Mubarak Muntaka Mohammed and Samuel Okudzeto Ablakwa
The much-awaited special ad hoc parliamentary committee’s report on the ‘Cash for Seat’ probe was laid in parliament yesterday after several ‘fine tunings’ in a secluded environment to keep the content away from the public before debate commences on it.
Debate on the report will begin on Tuesday and the content will be made public.
However, the laying of the report was not without controversy, as the minority members on the committee said their views were not captured in the report.
A member of the committee, Dr Dominic Ayine, indicated that the report did not include the final input from the minority members.
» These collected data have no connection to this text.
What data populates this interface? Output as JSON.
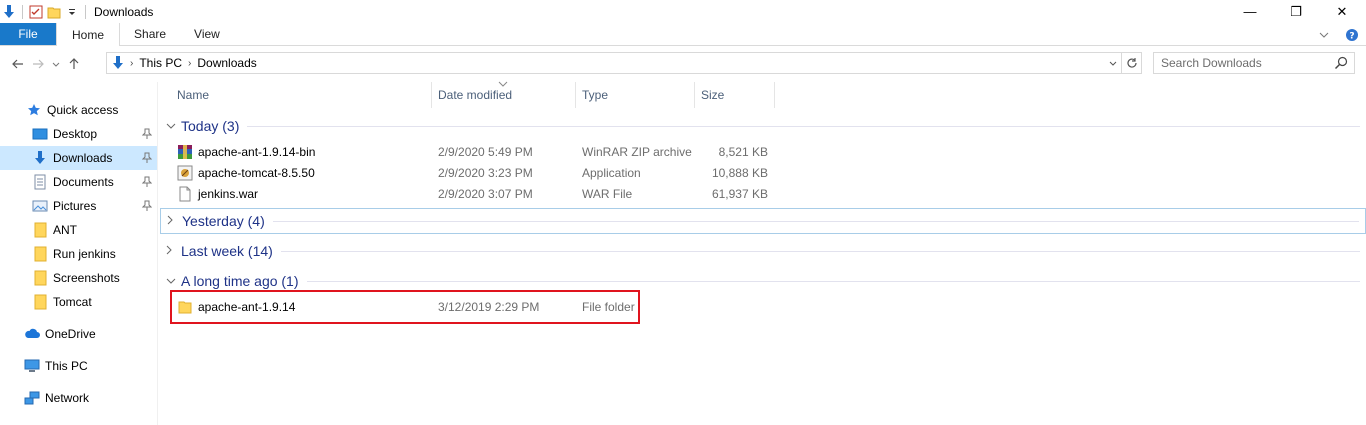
{
  "window": {
    "title": "Downloads",
    "minimize_glyph": "—",
    "restore_glyph": "❐",
    "close_glyph": "✕"
  },
  "ribbon": {
    "file": "File",
    "tabs": [
      "Home",
      "Share",
      "View"
    ]
  },
  "address": {
    "crumbs": [
      "This PC",
      "Downloads"
    ],
    "search_placeholder": "Search Downloads"
  },
  "sidebar": {
    "quick_access": "Quick access",
    "items": [
      {
        "label": "Desktop",
        "pinned": true
      },
      {
        "label": "Downloads",
        "pinned": true,
        "selected": true
      },
      {
        "label": "Documents",
        "pinned": true
      },
      {
        "label": "Pictures",
        "pinned": true
      },
      {
        "label": "ANT"
      },
      {
        "label": "Run jenkins"
      },
      {
        "label": "Screenshots"
      },
      {
        "label": "Tomcat"
      }
    ],
    "onedrive": "OneDrive",
    "this_pc": "This PC",
    "network": "Network"
  },
  "columns": {
    "name": "Name",
    "date": "Date modified",
    "type": "Type",
    "size": "Size"
  },
  "groups": [
    {
      "label": "Today (3)",
      "expanded": true,
      "files": [
        {
          "name": "apache-ant-1.9.14-bin",
          "date": "2/9/2020 5:49 PM",
          "type": "WinRAR ZIP archive",
          "size": "8,521 KB",
          "icon": "winrar-archive-icon"
        },
        {
          "name": "apache-tomcat-8.5.50",
          "date": "2/9/2020 3:23 PM",
          "type": "Application",
          "size": "10,888 KB",
          "icon": "application-icon"
        },
        {
          "name": "jenkins.war",
          "date": "2/9/2020 3:07 PM",
          "type": "WAR File",
          "size": "61,937 KB",
          "icon": "file-icon"
        }
      ]
    },
    {
      "label": "Yesterday (4)",
      "expanded": false,
      "files": []
    },
    {
      "label": "Last week (14)",
      "expanded": false,
      "files": []
    },
    {
      "label": "A long time ago (1)",
      "expanded": true,
      "files": [
        {
          "name": "apache-ant-1.9.14",
          "date": "3/12/2019 2:29 PM",
          "type": "File folder",
          "size": "",
          "icon": "folder-icon"
        }
      ]
    }
  ],
  "colors": {
    "accent": "#1979ca",
    "selection": "#cce8ff",
    "group_text": "#1e3287",
    "highlight_border": "#e0141e"
  }
}
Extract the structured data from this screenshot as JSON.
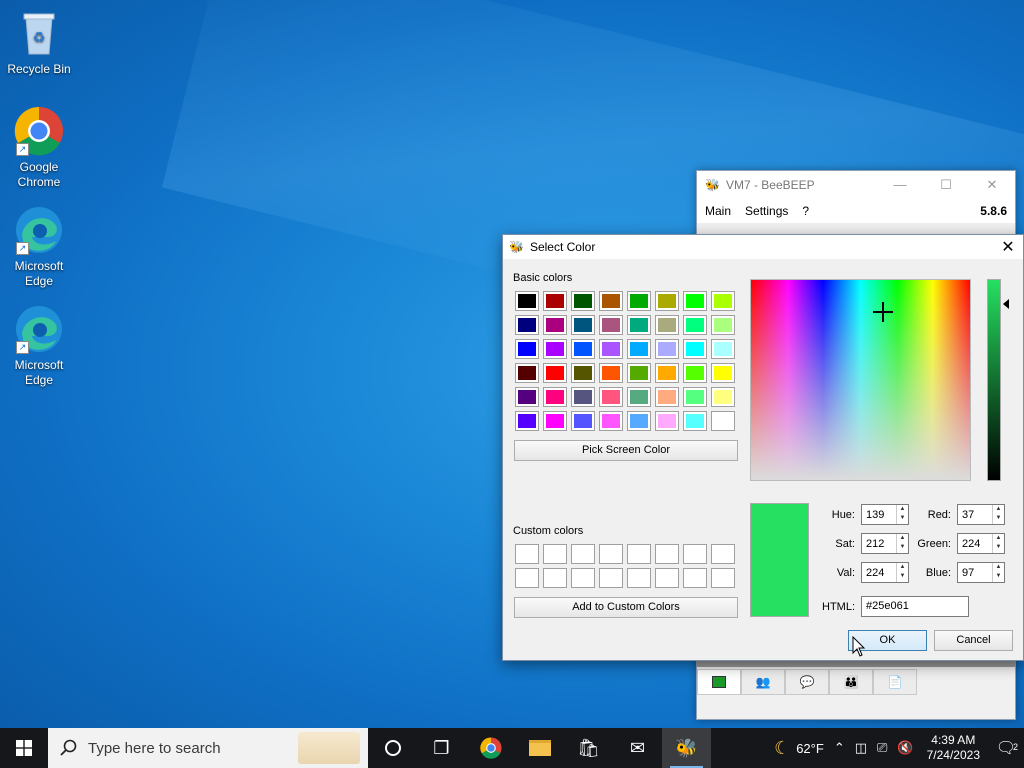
{
  "desktop": {
    "icons": [
      {
        "label": "Recycle Bin"
      },
      {
        "label": "Google Chrome"
      },
      {
        "label": "Microsoft Edge"
      },
      {
        "label": "Microsoft Edge"
      }
    ]
  },
  "beebeep": {
    "title": "VM7 - BeeBEEP",
    "menu": [
      "Main",
      "Settings",
      "?"
    ],
    "version": "5.8.6"
  },
  "dialog": {
    "title": "Select Color",
    "basic_colors_label": "Basic colors",
    "custom_colors_label": "Custom colors",
    "pick_screen_color": "Pick Screen Color",
    "add_custom_colors": "Add to Custom Colors",
    "basic_colors": [
      "#000000",
      "#aa0000",
      "#005500",
      "#aa5500",
      "#00aa00",
      "#aaaa00",
      "#00ff00",
      "#aaff00",
      "#00007f",
      "#aa007f",
      "#00557f",
      "#aa557f",
      "#00aa7f",
      "#aaaa7f",
      "#00ff7f",
      "#aaff7f",
      "#0000ff",
      "#aa00ff",
      "#0055ff",
      "#aa55ff",
      "#00aaff",
      "#aaaaff",
      "#00ffff",
      "#aaffff",
      "#550000",
      "#ff0000",
      "#555500",
      "#ff5500",
      "#55aa00",
      "#ffaa00",
      "#55ff00",
      "#ffff00",
      "#55007f",
      "#ff007f",
      "#55557f",
      "#ff557f",
      "#55aa7f",
      "#ffaa7f",
      "#55ff7f",
      "#ffff7f",
      "#5500ff",
      "#ff00ff",
      "#5555ff",
      "#ff55ff",
      "#55aaff",
      "#ffaaff",
      "#55ffff",
      "#ffffff"
    ],
    "fields": {
      "hue": {
        "label": "Hue:",
        "value": "139"
      },
      "sat": {
        "label": "Sat:",
        "value": "212"
      },
      "val": {
        "label": "Val:",
        "value": "224"
      },
      "red": {
        "label": "Red:",
        "value": "37"
      },
      "green": {
        "label": "Green:",
        "value": "224"
      },
      "blue": {
        "label": "Blue:",
        "value": "97"
      },
      "html": {
        "label": "HTML:",
        "value": "#25e061"
      }
    },
    "current_color": "#25e061",
    "ok": "OK",
    "cancel": "Cancel"
  },
  "taskbar": {
    "search_placeholder": "Type here to search",
    "weather": "62°F",
    "time": "4:39 AM",
    "date": "7/24/2023",
    "notifications": "2"
  }
}
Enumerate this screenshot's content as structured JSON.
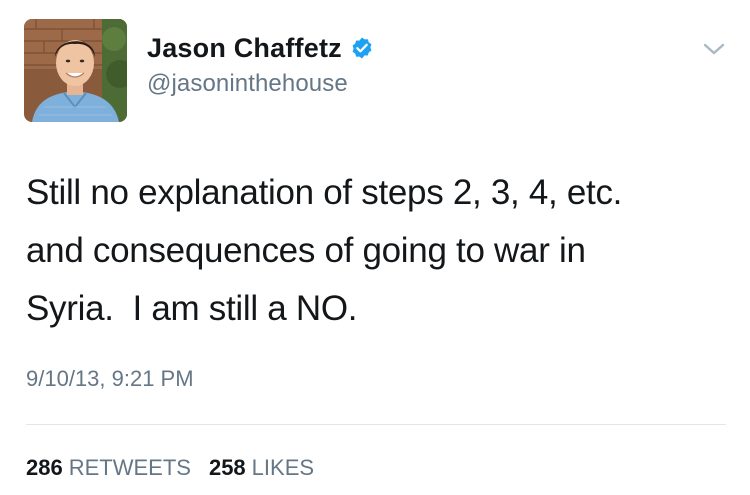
{
  "tweet": {
    "author": {
      "display_name": "Jason Chaffetz",
      "handle": "@jasoninthehouse",
      "verified": true
    },
    "text": "Still no explanation of steps 2, 3, 4, etc.\nand consequences of going to war in\nSyria.  I am still a NO.",
    "timestamp": "9/10/13, 9:21 PM",
    "stats": {
      "retweets_count": "286",
      "retweets_label": "RETWEETS",
      "likes_count": "258",
      "likes_label": "LIKES"
    }
  },
  "icons": {
    "verified": "verified-badge-icon",
    "menu": "chevron-down-icon"
  },
  "colors": {
    "text_primary": "#14171a",
    "text_secondary": "#657786",
    "verified_blue": "#1da1f2",
    "divider": "#e1e8ed",
    "chevron": "#aab8c2"
  }
}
The five-member committee, headed by the majority chief whip, Kwasi Ameyaw-Cheremeh, had consistently asked for more time to compile an elaborate report after its public hearing had ended on January 24, 2018.
It is expected that debate on the report will definitely be hot on political lines after the minority chief whip, Mohammed Mubarak Muntaka, had filed an urgent motion asking the house to probe the ‘Cash for Seat’ allegation against some officials of the Ministry of Trade and Industry, as well as the Millennium Excellence Foundation.
The officials were accused of collecting between $15,000 and $100,000 from expatriate business people to sit on the presidential table during the Ghana Expatriate Awards night on December 4, 2017.
Meanwhile, the minority in parliament has sought to question what constitutional authority President Akufo-Addo has to suspend the Upper West Regional Minister and ask his deputy to act as regional minister.
The suspension followed the minister’s reported order for the release of party faithful after they had been arrested by the police for ransacking the regional office of the National Disaster Management Organisation (NADMO) office in Wa.
Led by the National Democratic Congress (NDC) MP for Bawku Central, Mahama Ayariga, the minority argued that Article 81 of the Constitution does not allow the president to suspend any minister.
He said the Article emphasizes that a minister or deputy minister’s office will only become vacant if the appointment is revoked by the president or the minister is elected as speaker or the minister resigns or the minister dies, adding that the president does not have the constitutional power to suspend a minister.
According to the Bawku Central MP, the constitution only allows the president to suspend a public or civil servant.
The first deputy speaker, Joseph Osei-Owusu, who presided over proceedings yesterday, said the president had not erred in suspending the minister and that if the minority members had any problem with that, they could go to court to challenge the decision.